Justamente, Facebook es una de las vías más usadas como promoción del canal online. Así lo entienden desde Koxis, que elige la red social fundada por Mark Zuckerberg como plataforma publicitaria. Con 15 locales, la empresa apostó al e-commerce hace dos años, para lo que debió invertir $ 50.000. Por el momento, las ventas representan menos del 5% del total.

Las marcas que ya se sumaron a esta movida coinciden en que una de las ventajas del online es poder llegar a ciudades donde no tienen presencia directa. Fue el caso de Muaa, que, con 85 locales y presencia a través de 300 multimarca, desarrolló hace tres años, tras desembolsar $ 50.000, su carro de compras. Hoy, el 70% de las ventas virtuales (que representan un 3% de la facturación total) vienen de ciudades del interior, como Río Hondo y Caleta Olivia. “Podemos vender en todos los lugares donde haya una computadora con Internet”, se jacta Romina Pesenti, jefa de Planificación Estratégica de Muaa.

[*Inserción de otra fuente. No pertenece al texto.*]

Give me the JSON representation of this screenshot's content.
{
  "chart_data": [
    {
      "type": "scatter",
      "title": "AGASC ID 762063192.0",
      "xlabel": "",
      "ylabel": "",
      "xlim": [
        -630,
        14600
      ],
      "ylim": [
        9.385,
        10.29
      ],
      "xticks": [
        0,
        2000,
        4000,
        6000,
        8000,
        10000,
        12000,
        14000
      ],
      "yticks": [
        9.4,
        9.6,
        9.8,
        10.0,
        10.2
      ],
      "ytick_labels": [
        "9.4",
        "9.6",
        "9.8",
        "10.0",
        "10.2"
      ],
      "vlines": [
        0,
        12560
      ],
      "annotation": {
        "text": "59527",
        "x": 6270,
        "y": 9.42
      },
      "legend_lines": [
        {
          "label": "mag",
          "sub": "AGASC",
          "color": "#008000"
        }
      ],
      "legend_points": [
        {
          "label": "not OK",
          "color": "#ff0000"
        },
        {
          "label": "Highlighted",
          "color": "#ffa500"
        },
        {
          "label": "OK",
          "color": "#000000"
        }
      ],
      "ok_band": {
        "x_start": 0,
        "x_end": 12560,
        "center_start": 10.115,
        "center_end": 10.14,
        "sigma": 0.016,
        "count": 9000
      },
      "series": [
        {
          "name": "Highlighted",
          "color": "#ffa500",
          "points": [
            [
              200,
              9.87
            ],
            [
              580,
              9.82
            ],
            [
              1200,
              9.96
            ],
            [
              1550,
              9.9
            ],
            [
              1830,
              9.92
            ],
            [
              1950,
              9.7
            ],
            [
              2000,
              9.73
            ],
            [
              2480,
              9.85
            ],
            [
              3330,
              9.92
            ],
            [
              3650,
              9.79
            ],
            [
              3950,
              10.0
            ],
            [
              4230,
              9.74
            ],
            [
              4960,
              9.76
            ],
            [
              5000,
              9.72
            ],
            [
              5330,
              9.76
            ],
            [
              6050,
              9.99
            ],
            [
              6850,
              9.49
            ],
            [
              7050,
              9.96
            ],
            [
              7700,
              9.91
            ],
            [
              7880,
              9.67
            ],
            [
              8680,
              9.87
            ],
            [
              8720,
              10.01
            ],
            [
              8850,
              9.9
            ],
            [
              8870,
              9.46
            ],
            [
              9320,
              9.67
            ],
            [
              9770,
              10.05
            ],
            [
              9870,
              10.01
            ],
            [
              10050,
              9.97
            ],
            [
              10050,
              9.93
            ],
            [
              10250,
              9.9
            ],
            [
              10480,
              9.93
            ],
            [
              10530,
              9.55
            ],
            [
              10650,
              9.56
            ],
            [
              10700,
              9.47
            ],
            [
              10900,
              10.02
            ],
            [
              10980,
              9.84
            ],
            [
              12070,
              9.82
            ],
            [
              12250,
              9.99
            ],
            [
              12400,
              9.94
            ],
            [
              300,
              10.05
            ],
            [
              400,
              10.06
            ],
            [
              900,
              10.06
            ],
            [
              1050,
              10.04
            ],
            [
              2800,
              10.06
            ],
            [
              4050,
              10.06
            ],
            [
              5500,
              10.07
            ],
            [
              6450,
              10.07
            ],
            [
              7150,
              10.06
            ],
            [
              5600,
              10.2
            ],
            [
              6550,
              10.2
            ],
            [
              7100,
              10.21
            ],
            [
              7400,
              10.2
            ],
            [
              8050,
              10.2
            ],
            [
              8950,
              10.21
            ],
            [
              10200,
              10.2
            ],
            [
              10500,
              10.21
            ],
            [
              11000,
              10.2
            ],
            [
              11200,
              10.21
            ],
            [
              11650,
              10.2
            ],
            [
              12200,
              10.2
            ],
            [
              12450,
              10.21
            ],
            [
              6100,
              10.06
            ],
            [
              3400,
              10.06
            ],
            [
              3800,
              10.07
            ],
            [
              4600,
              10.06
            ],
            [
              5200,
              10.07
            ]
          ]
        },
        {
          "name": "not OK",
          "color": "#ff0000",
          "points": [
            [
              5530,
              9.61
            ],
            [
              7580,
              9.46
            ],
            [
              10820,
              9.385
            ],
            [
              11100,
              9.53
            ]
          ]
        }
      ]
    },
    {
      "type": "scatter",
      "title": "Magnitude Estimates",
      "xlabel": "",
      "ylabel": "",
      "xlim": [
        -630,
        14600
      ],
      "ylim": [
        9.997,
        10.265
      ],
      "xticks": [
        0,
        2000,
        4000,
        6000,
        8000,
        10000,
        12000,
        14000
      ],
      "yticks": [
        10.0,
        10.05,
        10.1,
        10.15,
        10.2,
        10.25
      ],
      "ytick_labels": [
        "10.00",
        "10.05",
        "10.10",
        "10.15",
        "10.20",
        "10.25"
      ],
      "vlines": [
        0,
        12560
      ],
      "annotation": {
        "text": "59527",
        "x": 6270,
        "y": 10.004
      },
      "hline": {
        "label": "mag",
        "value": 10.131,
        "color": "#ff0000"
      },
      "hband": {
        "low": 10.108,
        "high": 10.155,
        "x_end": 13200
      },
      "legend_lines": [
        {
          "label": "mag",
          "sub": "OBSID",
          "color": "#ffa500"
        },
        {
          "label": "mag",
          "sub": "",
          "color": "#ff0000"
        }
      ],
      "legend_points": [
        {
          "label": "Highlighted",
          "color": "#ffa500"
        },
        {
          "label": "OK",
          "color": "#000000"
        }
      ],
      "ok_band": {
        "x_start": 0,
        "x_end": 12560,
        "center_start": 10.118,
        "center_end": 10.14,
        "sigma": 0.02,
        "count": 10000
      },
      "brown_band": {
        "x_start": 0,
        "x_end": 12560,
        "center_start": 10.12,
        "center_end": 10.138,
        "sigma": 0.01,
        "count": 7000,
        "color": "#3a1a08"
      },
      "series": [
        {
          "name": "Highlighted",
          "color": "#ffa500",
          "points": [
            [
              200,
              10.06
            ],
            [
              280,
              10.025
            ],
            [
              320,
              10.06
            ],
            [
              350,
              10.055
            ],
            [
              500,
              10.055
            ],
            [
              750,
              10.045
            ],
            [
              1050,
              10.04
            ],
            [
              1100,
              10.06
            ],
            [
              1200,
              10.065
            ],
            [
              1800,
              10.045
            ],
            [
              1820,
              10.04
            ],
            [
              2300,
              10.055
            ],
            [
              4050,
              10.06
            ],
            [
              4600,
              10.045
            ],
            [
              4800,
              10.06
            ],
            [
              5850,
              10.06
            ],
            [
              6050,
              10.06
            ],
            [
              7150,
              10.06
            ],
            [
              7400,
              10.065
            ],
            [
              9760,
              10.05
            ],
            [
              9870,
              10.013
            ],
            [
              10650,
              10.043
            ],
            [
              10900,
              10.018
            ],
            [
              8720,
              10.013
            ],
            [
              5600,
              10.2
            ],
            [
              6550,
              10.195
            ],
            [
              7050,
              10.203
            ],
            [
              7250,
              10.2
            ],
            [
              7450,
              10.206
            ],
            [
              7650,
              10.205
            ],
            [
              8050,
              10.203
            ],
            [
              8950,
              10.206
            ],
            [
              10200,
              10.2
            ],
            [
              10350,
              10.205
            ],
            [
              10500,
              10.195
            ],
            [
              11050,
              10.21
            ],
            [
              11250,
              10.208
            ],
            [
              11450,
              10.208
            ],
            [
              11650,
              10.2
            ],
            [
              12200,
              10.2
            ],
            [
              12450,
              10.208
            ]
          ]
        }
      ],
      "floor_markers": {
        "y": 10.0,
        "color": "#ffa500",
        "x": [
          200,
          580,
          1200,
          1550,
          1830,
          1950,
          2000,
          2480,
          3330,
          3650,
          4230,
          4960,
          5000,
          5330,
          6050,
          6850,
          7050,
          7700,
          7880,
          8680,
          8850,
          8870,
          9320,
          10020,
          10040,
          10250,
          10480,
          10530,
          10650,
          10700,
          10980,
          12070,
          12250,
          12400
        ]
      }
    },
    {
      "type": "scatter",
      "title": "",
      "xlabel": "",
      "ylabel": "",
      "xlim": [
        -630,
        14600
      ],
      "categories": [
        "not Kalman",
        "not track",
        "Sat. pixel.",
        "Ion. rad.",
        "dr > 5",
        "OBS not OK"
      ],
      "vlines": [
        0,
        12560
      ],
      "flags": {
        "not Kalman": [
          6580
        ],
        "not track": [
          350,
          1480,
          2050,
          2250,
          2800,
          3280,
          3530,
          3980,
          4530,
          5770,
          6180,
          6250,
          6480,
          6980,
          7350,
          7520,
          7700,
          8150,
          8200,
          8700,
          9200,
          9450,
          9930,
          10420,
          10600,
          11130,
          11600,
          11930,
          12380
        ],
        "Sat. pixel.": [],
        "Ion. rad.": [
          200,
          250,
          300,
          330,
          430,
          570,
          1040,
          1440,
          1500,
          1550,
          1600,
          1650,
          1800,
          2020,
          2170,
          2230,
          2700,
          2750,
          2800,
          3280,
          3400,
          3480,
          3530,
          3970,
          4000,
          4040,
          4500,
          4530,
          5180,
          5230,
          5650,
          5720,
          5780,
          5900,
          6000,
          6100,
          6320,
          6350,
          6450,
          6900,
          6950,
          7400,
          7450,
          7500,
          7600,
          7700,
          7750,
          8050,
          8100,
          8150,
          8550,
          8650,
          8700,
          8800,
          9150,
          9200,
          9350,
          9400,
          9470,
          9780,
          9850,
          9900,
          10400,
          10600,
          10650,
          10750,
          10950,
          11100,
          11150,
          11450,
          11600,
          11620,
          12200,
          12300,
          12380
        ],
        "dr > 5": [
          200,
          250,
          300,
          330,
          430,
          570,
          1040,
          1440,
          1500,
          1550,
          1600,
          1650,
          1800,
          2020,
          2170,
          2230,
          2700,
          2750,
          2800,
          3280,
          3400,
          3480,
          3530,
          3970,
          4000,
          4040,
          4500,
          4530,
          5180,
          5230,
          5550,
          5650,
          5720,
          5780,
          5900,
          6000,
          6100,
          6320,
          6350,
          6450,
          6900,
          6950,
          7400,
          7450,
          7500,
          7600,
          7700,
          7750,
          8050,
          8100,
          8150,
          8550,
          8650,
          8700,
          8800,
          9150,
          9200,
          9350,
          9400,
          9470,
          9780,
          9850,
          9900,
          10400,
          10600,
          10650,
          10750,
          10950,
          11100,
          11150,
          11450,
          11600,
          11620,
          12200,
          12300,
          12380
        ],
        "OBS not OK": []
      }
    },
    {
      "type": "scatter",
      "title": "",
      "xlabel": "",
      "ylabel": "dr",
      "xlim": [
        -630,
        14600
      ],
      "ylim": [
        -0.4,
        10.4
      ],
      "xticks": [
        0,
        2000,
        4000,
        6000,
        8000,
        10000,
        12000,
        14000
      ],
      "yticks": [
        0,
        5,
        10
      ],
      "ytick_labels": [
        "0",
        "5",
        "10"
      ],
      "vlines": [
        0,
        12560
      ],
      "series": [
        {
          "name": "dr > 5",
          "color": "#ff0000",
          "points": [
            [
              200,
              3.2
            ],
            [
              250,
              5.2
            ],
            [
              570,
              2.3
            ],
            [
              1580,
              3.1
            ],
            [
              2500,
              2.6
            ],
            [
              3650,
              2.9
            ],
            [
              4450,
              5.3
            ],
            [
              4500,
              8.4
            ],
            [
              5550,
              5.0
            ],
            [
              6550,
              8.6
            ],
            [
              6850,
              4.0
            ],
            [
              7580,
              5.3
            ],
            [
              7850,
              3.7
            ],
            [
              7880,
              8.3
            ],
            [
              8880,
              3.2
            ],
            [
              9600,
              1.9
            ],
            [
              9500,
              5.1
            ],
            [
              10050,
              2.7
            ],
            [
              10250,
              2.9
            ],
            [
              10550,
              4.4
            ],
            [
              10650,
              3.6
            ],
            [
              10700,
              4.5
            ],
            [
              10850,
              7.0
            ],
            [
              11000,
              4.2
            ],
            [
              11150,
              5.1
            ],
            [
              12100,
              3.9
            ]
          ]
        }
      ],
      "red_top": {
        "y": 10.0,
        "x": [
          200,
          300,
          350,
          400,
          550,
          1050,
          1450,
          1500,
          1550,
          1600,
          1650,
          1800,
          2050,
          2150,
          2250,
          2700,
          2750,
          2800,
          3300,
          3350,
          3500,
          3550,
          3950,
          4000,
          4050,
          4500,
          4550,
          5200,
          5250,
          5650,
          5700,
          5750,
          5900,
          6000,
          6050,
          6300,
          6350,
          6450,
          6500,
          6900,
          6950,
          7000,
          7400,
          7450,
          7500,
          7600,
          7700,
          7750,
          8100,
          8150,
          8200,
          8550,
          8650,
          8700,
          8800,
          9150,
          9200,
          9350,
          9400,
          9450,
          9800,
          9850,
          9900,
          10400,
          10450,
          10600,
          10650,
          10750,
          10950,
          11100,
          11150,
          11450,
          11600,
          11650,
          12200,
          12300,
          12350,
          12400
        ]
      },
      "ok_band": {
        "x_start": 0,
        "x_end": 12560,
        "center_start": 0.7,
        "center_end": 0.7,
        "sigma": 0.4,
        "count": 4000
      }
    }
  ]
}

El argumento es compartido por Paula Fiedler, creadora de Sieben: “Estar online nos permite llegar a más clientes, tanto minoristas como mayoristas”. La página dispone de venta en castellano e inglés, para el mercado minorista, con la posibilidad de realizar envíos al exterior. Y ofrece una sección de acreditación autorizada para acceder a la venta mayorista, con información de la curva de talles y variantes de color así como la posibilidad de realizar un pedido online. El desarrollo de la plataforma, entre activación de redes y site, demandó $ 15.000.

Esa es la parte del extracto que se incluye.